Style: ragged, raspy alt-country; compare to Bill Mallonee, John Mellencamp
Top tracks: "The Gulf of Mexico," "Meet Me in the Alleyway," "This City"
Steve Earle's colorful life takes on a more subdued, sepia-toned wistfulness on his latest album. His long string of excellent alt-country albums may be exceeded only by his long string of relational swapmeets and brushes with the law, so it's a bit of a surprise to hear the reflective, mildly domesticated singer and songwriter who emerges over the course of the album's eleven songs. Apparently, outlaws do mellow with time.
Renowned producer T Bone Burnett buffs the songs to a warm, reverb-drenched glow that perfectly fits the thoughtful approach. Greg Leisz plays wispy pedal steel lines that snake around the songs, and Nickel Creek's Sara Watkins plays hoedown fiddle, contributing to Earle's most overtly country album in more than a decade. There are no real rockers here, and the preponderance of ballads lends itself to introspection. And Earle serves up more than his usual share of introspection, ranging back to his childhood memories on opener "Waitin' on the Sky," pondering the joys and perils of an independent nature on "Lonely Are the Free," and joining new wife Allison Moorer on the cautiously optimistic love song "Heaven or Hell."
There's also a newfound sense of spiritual searching here. Earle has characterized the new songs as "all about mortality in one way or another," and there's certainly ample evidence that he has weighty matters on his mind. Alas, some of those matters receive only the most cursory treatment.
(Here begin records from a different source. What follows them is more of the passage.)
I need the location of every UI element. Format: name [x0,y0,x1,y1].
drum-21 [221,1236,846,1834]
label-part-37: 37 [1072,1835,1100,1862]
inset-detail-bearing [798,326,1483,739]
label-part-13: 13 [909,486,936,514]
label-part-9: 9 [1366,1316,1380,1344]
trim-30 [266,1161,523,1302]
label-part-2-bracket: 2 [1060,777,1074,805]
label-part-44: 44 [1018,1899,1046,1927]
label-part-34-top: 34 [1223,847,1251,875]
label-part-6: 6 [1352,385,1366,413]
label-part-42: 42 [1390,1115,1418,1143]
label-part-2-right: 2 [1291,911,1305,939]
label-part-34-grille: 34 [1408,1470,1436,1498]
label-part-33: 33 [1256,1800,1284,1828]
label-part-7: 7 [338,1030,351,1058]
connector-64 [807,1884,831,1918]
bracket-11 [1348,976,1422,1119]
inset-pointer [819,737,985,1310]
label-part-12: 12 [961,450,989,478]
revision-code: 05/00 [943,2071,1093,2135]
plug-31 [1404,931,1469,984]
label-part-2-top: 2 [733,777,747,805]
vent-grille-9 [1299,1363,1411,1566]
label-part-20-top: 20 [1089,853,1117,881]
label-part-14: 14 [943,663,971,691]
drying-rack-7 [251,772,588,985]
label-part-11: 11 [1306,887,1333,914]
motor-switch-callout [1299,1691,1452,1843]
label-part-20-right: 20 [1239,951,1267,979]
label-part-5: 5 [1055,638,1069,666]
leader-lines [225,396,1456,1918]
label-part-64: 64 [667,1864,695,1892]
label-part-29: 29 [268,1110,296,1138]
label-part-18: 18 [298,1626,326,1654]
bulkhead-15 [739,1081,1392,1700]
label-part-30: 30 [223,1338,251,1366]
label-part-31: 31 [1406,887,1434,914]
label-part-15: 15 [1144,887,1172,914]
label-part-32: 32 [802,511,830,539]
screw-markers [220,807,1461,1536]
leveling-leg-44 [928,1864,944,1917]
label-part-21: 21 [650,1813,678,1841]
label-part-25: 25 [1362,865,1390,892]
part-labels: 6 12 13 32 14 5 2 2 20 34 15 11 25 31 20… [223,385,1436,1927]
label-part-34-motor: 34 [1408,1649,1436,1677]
To that end, "God is God" is not quite an agnostic anthem, but it's hardly a ringing endorsement of a particular religious worldview. "I believe in God," Earle sings, "and God is God." Yep, that sorta covers it, Steve. Sorta. More successful is the genuinely creepy "Meet Me in the Alleyway," a blues-based snarl, and the most raw and adventurous song on the album, which finds our intrepid narrator wrestling with the Grim Reaper at midnight.
In spite of the sometimes melancholy and morbid tone, Earle is still an ornery cuss, and he's still at his best when he's pestering and hectoring the rich and powerful (the umpteenth Steve Earle anti-Bush screed "Little Emperor") and commiserating with/standing up for hard-pressed workers ("Gulf of Mexico," which celebrates the oil-bedeviled fishermen of Louisiana, Mississippi, and Alabama). He wraps it up with "This City," a heartfelt tribute to the indomitable spirit of New Orleans.
I'll Never Get Out of This World Alive is not a radical reinvention, but it is further evidence of Steve Earle's songwriting prowess, and it's a taste of where a cantankerous hellraiser now slouching past middle age might be headed. It's another fine addition to a superb catalog.